Je suis né avec deux pieds gauches. Chaque matin, je m’en souviens. Déjà, dès mon arrivée, j’ai senti que la vie me tournait. Au bout de six mois, elle m’a forcé à quitter le ventre de ma mère en espérant m’assassiner. Réanimation, arrêt du cœur, réanimation, deuxième arrêt du cœur, réanimation. Et j’ai survécu. Au grand dam de mes parents.  
Au premier instant, j’ai compris qu’ils étaient de mèche avec elle et espéraient finalement me voir enterré et oublié. À jamais.  
Il faut dire qu’elle ne m’avait pas gâté, la vie, elle avait sournoisement couvert ses arrières au cas où je m’en sortirais. 
La garce.  
Parce que j’avais osé la défier et modifier ses plans, elle m’avait maudit pour le reste de mon existence en me tamponnant la peau d’un crachat indélébile.  
Une tache de vin.  
La moitié du corps. De la racine des cheveux à la base du dos. Tout le côté droit. Et les mains aussi.  
En me marquant ainsi au fer rouge, j’étais devenu mi-homme, mi-mort, nulle part à ma place et rejeté des deux mondes.  
 
Détonation.  
 
Quatre. 
 
Depuis le cul-de-sac originel, ma naissance en 1903, jusqu’à l’âge des interrogations, vers quatre ou cinq ans, je n’étais absolument pas incommodé par ma différence charnelle.  

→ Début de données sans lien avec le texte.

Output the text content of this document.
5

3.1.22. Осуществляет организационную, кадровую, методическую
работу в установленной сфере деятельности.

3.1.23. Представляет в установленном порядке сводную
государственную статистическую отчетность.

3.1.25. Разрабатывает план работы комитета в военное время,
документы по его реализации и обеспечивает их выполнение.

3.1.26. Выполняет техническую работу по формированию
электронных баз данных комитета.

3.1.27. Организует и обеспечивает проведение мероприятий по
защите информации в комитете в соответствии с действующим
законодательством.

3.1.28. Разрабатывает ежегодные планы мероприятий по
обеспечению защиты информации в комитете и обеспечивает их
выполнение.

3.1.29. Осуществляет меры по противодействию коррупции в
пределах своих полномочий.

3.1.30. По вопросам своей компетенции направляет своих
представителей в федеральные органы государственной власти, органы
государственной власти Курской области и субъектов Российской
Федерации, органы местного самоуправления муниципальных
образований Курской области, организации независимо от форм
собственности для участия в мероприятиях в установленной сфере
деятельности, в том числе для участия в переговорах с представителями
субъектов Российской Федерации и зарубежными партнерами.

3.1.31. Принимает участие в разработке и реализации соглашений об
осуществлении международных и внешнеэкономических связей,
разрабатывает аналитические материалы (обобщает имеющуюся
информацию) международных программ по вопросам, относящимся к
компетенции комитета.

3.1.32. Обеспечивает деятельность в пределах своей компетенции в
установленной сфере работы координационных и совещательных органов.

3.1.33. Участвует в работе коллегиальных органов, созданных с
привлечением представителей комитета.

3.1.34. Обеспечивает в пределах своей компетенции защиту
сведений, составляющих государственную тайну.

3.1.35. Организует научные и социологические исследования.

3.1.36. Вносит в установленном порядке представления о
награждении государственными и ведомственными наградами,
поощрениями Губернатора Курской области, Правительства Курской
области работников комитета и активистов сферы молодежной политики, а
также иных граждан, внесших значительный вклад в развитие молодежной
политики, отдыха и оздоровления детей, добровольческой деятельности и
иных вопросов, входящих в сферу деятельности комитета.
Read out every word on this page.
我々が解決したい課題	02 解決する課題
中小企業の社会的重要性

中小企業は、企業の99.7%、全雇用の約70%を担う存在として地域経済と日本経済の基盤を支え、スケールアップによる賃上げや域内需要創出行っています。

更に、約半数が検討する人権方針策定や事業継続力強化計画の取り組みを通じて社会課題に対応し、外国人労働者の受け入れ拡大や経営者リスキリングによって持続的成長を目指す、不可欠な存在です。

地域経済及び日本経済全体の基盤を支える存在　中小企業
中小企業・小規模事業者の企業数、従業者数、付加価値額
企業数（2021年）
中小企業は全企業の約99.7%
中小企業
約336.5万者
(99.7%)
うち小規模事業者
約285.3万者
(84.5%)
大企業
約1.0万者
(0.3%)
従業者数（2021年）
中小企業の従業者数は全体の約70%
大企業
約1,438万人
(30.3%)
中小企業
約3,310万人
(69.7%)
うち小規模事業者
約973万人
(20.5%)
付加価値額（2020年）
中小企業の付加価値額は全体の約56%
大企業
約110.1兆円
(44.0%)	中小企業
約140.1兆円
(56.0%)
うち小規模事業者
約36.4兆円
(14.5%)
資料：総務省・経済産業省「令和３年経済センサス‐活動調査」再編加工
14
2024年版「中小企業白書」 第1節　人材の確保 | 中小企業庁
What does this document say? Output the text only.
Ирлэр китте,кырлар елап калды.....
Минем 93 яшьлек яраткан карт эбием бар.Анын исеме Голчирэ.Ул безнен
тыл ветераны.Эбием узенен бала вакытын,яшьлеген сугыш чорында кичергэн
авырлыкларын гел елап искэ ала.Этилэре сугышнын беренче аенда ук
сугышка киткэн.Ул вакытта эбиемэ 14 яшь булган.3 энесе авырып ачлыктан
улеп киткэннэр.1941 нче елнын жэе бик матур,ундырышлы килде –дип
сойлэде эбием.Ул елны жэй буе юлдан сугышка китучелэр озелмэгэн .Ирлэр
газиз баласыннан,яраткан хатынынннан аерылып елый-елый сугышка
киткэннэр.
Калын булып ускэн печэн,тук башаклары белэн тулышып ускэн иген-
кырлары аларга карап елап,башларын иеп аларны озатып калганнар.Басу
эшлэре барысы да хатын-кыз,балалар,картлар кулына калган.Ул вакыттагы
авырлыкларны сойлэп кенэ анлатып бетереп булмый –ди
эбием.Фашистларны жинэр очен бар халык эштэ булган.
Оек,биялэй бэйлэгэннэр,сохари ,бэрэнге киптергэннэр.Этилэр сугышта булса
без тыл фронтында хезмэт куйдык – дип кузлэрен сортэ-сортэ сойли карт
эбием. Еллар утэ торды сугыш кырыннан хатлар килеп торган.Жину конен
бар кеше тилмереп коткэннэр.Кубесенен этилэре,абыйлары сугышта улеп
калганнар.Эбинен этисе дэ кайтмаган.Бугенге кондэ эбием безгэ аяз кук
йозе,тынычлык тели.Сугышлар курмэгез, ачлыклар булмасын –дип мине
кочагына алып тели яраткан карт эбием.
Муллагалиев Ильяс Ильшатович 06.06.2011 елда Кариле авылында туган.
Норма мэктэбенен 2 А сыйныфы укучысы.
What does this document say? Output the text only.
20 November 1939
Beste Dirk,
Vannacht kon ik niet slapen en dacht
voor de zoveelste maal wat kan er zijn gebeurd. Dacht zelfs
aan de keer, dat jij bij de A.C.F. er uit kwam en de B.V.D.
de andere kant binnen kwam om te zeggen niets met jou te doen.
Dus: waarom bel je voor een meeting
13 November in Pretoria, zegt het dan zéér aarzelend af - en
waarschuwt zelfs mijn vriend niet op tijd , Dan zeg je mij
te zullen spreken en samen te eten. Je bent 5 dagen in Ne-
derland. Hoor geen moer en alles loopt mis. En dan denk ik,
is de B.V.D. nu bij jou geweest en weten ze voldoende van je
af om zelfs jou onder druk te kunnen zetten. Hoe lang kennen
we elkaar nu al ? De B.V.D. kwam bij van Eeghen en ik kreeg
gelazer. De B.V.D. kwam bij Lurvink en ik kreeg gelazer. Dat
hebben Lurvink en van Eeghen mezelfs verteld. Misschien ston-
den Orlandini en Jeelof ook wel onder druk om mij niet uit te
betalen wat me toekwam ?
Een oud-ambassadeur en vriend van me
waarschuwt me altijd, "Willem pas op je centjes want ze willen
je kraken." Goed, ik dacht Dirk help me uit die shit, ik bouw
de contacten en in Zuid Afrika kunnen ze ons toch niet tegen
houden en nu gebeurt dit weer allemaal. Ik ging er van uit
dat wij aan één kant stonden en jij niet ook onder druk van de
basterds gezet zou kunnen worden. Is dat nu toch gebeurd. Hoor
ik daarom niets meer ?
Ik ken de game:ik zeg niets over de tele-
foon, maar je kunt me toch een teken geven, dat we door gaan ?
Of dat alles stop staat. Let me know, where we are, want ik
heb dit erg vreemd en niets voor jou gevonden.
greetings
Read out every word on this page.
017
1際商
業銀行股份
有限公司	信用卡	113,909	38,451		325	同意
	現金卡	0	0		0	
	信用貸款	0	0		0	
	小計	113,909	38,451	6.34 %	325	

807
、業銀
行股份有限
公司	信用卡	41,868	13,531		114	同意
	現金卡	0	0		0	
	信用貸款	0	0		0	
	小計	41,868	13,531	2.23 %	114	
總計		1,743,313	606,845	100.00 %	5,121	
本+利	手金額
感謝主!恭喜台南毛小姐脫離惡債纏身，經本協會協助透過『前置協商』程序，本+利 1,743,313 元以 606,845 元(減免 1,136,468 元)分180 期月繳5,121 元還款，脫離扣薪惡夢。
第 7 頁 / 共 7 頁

Les gens me regardaient bizarrement, leurs ignobles yeux effarés me fuyaient ou me dévisageaient avec une attention scientifique, parfois même en me montrant du doigt. Mais je m’en foutais. Je me réjouissais d’être le centre de tous. J’entendais des rires sur mon passage, des « Mon dieu ! » compatissants ou des « va-t’en ! » effrayés ; je riais aux éclats quand les enfants plus vieux faisaient une ronde autour de moi et qu’ils chantaient l’histoire du vilain, toujours cette même chanson dédiée seulement à moi. J’étais bien.  
Pas pour longtemps.  
 
Détonation. 
 
Trois. 
 
J’avais grandi. Et je savais maintenant.  
J’étais resté le centre des commentaires mais un centre détesté, haï à cause de ma peau et de mon apparence. Je gardais la tête basse, je frôlais les murs pour éviter les regards, j’attendais la nuit pour rentrer chez moi et partais tôt le matin, bien avant le soleil. C’était le temps de l’école et des règlements de compte, le temps des cocards et du martinet, le temps de la solitude, le temps de mes dix ans. Jusqu’à cet âge-là, j’ai gardé le prénom dont mes géniteurs m’avaient affublé. Émile. Dans leurs projets initiaux, je devais m’appeler Michael, signifiant « qui est comme dieu ». Cependant, dès mon arrivée chez les vivants, mon père n’eut pas le cœur d’offenser le Seigneur. Il avait demandé comment se nommait l’infirmier. Il s’appelait Émile. Ça n’a pas tenu longtemps.  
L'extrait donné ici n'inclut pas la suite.